1. Institute of Medicine, Chung Shan Medical University, Taichung, Taiwan;
2. Department of Chest Medicine, Show Chwan Memorial Hospital, Changhua, Taiwan;
3. Department of Chest Medicine, Cheng-Ching General Hospital, Taichung, Taiwan;
4. Research Assistant Center, ChangHua Show Chwan Health Care System, Changhua, Taiwan;
5. Department of Medical Research, Chung Shan Medical University Hospital, Taichung, Taiwan;
6. Division of Chest, Department of Internal Medicine, Chung Shan Medical University Hospital, Taichung, Taiwan;
7. School of Medicine, Chung Shan Medical University, Taichung, Taiwan.

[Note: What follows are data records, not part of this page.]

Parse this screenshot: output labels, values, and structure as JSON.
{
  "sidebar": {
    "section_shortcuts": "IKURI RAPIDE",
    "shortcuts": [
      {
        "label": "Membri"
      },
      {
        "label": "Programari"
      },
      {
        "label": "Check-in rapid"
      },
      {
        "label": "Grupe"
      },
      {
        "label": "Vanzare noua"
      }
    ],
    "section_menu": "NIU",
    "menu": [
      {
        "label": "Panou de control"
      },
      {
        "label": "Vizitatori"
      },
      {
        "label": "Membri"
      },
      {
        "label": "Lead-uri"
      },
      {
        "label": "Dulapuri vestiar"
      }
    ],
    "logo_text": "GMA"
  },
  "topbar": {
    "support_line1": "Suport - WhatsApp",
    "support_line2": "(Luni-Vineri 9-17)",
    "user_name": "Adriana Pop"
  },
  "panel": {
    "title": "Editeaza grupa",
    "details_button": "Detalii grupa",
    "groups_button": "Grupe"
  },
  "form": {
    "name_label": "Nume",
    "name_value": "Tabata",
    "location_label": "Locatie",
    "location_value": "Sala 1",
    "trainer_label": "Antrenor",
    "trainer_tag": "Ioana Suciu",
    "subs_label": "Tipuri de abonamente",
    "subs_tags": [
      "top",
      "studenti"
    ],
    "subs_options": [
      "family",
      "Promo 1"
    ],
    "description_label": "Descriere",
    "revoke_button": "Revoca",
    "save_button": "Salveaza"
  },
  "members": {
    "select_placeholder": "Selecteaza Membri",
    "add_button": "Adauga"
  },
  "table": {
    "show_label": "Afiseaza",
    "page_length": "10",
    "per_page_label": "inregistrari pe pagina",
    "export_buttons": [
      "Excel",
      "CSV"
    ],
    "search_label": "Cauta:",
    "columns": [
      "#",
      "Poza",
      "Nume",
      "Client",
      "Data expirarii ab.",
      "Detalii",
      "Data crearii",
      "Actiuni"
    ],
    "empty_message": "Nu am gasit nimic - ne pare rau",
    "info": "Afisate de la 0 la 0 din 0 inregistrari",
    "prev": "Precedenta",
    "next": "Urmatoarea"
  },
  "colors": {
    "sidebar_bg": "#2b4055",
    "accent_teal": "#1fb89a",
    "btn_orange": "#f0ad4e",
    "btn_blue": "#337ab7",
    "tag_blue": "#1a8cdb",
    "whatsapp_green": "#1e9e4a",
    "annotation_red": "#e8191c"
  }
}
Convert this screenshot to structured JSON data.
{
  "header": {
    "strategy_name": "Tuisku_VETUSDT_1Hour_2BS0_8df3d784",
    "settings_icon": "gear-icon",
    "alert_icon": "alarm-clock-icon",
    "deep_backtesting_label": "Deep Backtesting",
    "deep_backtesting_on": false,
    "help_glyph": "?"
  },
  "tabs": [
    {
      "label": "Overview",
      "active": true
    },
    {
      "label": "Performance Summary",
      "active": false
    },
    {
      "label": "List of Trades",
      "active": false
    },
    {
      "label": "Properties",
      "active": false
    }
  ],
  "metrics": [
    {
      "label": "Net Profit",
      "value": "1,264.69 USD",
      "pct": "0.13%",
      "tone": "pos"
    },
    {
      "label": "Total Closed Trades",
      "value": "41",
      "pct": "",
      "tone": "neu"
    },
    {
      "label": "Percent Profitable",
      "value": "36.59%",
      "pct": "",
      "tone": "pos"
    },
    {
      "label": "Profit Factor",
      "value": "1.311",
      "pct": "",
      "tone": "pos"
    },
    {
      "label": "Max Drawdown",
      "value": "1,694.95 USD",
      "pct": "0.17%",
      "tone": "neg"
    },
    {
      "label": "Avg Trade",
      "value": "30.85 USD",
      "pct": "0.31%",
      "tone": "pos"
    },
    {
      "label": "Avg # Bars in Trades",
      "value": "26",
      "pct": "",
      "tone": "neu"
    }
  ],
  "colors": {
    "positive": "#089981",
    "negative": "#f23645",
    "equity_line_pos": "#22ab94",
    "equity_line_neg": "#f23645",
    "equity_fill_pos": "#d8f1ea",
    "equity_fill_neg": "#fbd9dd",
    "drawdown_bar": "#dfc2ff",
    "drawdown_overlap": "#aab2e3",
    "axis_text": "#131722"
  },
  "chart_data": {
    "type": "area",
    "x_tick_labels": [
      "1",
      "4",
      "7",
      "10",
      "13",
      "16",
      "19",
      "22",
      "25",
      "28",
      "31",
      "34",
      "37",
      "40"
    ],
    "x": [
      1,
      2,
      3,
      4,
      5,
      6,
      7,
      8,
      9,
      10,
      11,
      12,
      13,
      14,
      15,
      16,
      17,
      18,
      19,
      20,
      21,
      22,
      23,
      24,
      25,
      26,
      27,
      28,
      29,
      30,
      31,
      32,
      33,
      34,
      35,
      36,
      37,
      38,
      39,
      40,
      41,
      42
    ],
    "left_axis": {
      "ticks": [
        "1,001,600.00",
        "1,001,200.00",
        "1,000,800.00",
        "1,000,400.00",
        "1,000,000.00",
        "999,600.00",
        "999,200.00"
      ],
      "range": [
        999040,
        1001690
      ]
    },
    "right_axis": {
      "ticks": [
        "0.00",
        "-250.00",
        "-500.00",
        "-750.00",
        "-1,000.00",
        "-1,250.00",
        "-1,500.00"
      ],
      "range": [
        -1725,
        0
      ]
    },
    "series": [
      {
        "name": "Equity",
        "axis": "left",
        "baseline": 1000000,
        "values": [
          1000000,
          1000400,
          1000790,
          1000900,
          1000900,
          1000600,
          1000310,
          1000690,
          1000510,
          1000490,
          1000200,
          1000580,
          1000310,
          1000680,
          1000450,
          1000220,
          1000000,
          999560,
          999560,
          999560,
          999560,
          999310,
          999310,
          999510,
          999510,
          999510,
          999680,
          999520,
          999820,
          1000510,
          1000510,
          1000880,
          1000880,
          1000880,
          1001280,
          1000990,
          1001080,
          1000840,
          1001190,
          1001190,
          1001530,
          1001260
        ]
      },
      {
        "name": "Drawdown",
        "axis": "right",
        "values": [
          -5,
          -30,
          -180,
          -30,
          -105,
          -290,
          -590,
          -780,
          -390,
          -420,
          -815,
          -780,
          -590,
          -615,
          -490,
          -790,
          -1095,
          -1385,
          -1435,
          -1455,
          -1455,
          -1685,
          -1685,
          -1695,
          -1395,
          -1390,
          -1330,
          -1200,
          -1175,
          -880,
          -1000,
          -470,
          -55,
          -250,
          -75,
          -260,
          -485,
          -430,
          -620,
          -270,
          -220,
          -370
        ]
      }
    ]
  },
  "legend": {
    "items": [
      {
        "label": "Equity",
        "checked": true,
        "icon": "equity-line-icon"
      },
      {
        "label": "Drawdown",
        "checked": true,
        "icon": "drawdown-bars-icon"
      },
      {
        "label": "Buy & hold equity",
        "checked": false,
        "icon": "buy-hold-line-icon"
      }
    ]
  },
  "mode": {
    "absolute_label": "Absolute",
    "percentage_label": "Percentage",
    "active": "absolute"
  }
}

The present study evaluated the prognostic value of the epidermal growth factor receptor (EGFR) mutation status, and excision repair cross-complementation group 1 (ERCC1) and thymidylate synthase (TS) expression following intercalated tyrosine kinase inhibitor (TKI) therapy and platinum- and pemetrexed-based chemotherapies (subsequent second-line treatment) for patients with adenocarcinoma non-small-cell lung cancer (AC-NSCLC). In total, 131 patients with AC-NSCLC were enrolled. The EGFR mutation status and ERCC1 and TS expression were evaluated through direct DNA sequencing and immunohistochemical analyses, respectively. The EGFR mutation status and ERCC1 and TS expression were the significant predictors of clinical outcomes. The EGFR mutation status was the main outcome predictor for overall survival (OS) benefits in the overall population. Further exploratory ERCC1 and TS expression analyses were conducted to provide additional insights. Low TS expression was predictive of improved OS of patients with negative EGFR-mutated advanced AC-NSCLC, whereas high ERCC1 expression resulted in poor OS in patients with positive EGFR-mutated advanced AC-NSCLC. TS and ERCC1 expression levels were effective prognostic factors for negative and positive EGFR-mutated AC-NSCLC, respectively. In conclusion, the present results indicate that the EGFR mutation status and TS and ERCC1 expression can be used as the predictors of OS after subsequent second-line treatments for AC-NSCLC.
Keywords: non-small-cell lung cancer, EGFR mutation status, ERCC1 expression, TS protein expression, tyrosine-kinase inhibitor, chemotherapy.